E poi, diciamolo, il 46 per cento non è una percentuale da buttare, soprattutto di questi tempi. E che dire del Giornale, della famiglia Berlusconi, che con Alessandro Sallusti ricorda a Vittorio Colao una massima di Rino Formica: “la politica è sangue e merda”. Per cui, da “persona troppo a modo”, Colao rischia di andare sulle palle a tutti: “Da ieri – sostiene Sallusti – a tre quarti della politica e al 90% dei grandi burocrati che hanno le leve del comando, senza contare che i giornalisti l’aspettano al varco con il pugnale in mano”.

Ecco, i giornalisti! Ma quali?

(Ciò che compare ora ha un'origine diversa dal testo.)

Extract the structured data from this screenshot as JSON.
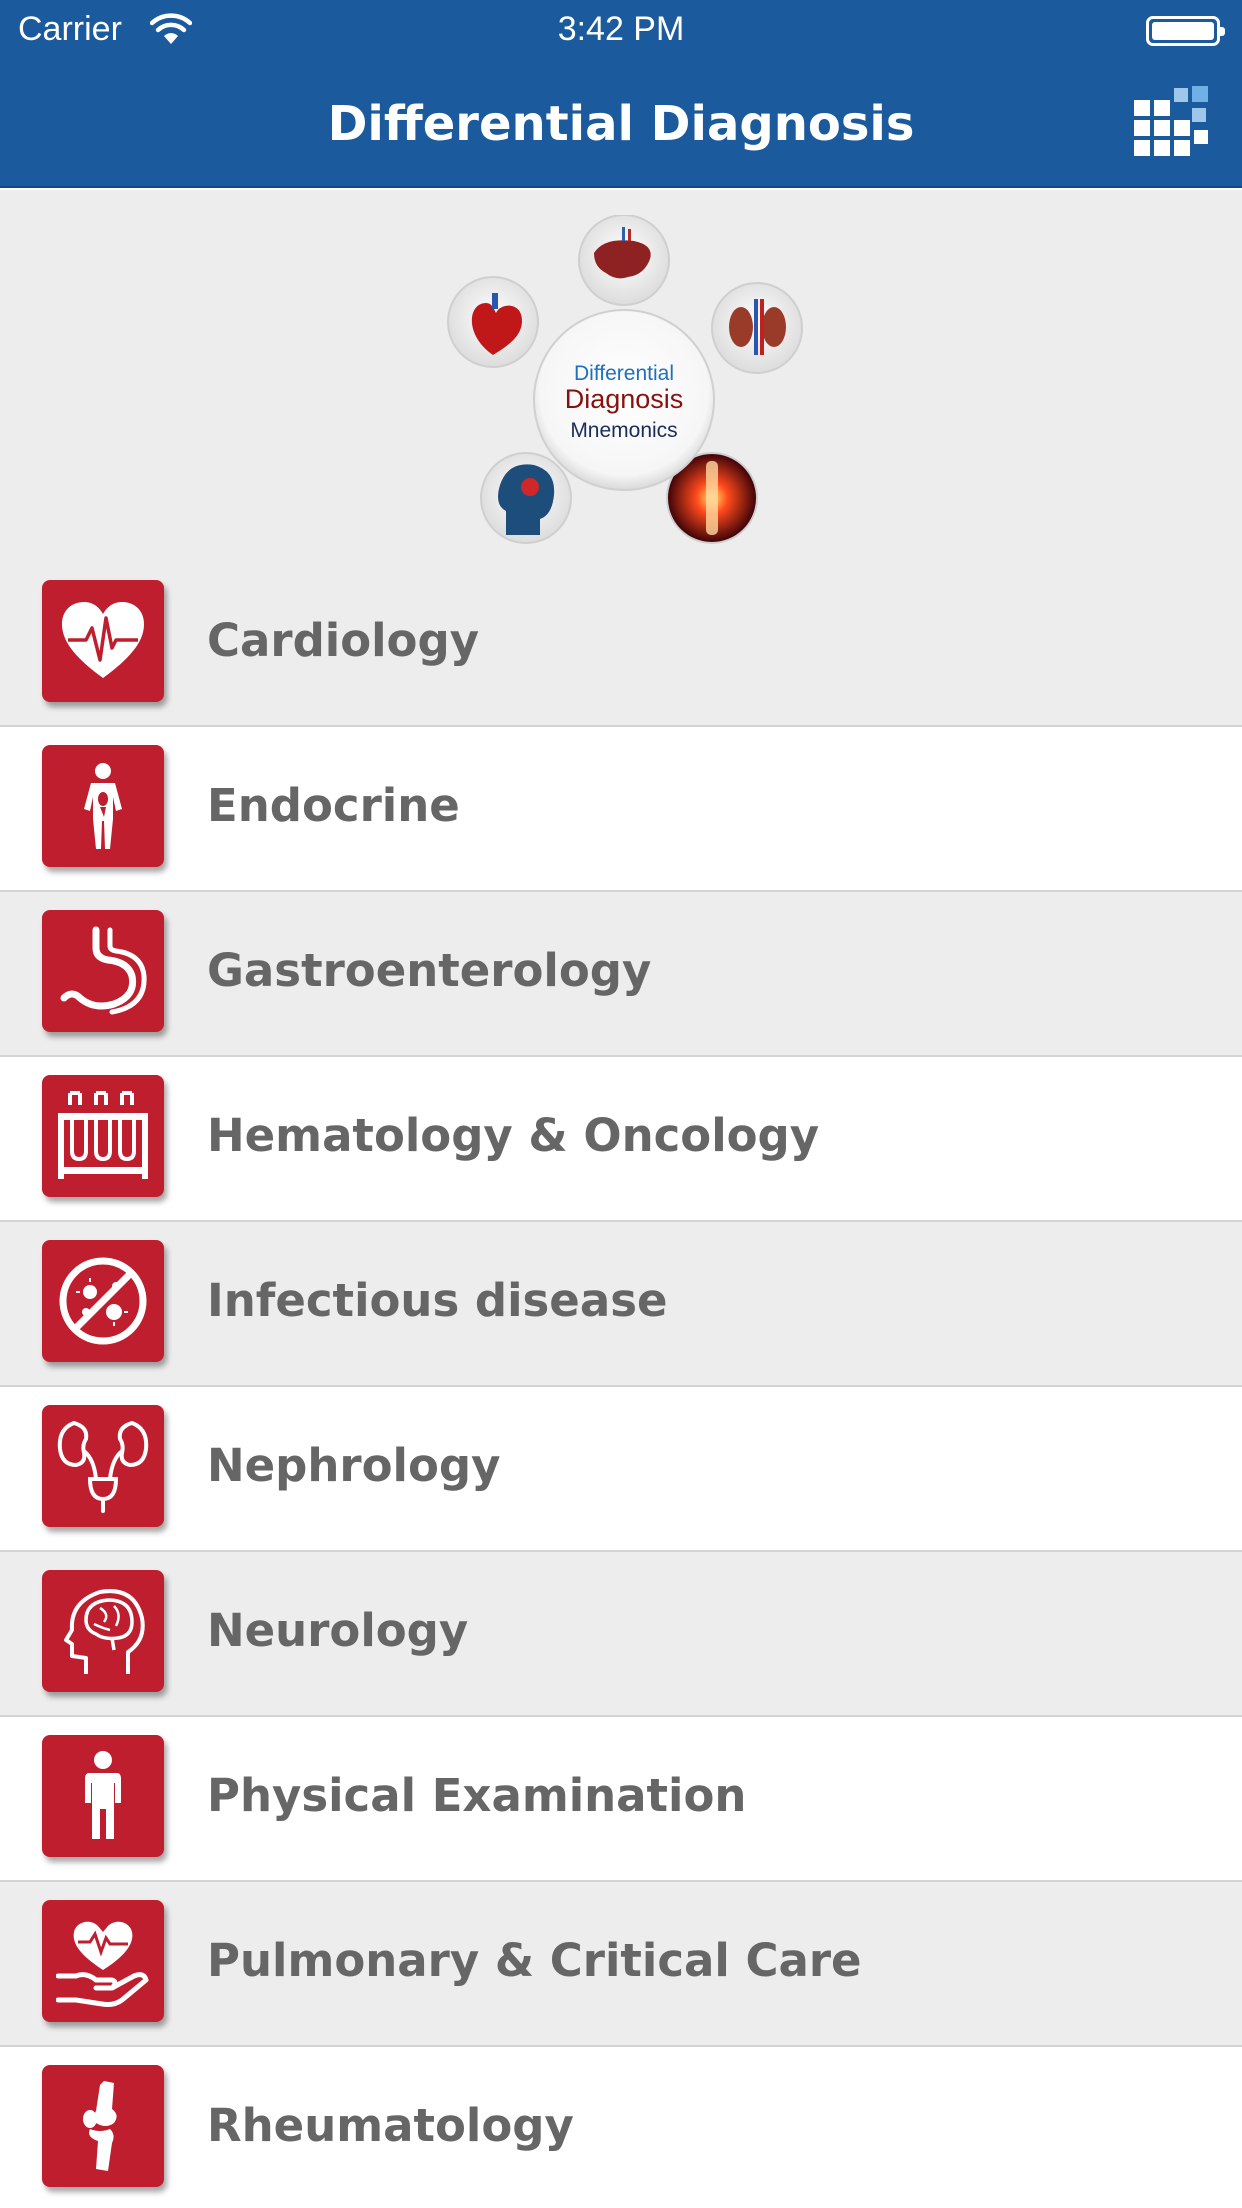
{
  "status_bar": {
    "carrier": "Carrier",
    "time": "3:42 PM"
  },
  "nav": {
    "title": "Differential Diagnosis"
  },
  "banner": {
    "line1": "Differential",
    "line2": "Diagnosis",
    "line3": "Mnemonics"
  },
  "categories": [
    {
      "label": "Cardiology",
      "icon": "heart-ecg-icon"
    },
    {
      "label": "Endocrine",
      "icon": "body-organs-icon"
    },
    {
      "label": "Gastroenterology",
      "icon": "stomach-icon"
    },
    {
      "label": "Hematology & Oncology",
      "icon": "test-tubes-icon"
    },
    {
      "label": "Infectious disease",
      "icon": "no-germs-icon"
    },
    {
      "label": "Nephrology",
      "icon": "kidneys-icon"
    },
    {
      "label": "Neurology",
      "icon": "head-brain-icon"
    },
    {
      "label": "Physical Examination",
      "icon": "person-icon"
    },
    {
      "label": "Pulmonary & Critical Care",
      "icon": "heart-in-hand-icon"
    },
    {
      "label": "Rheumatology",
      "icon": "knee-joint-icon"
    }
  ],
  "colors": {
    "header": "#1b5a9c",
    "icon_background": "#be1e2d",
    "label_text": "#666666",
    "row_alt": "#ededed"
  }
}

Quelli “tifosi”?

La verità è che se il poker d’assi Conte-Borrelli-Arcuri-Colao riuscisse a vincere la sfida del coronavirus, l’opposizione di destra avrebbe perso la sua battaglia, si arriverebbe alla fine naturale della legislatura e per i Salvini e le Meloni non ci sarebbe trippa per gatti.

Con grande disappunto di quei giornalisti, Sallusti compreso, che fanno il tifo per i due leader dei partiti destrorsi.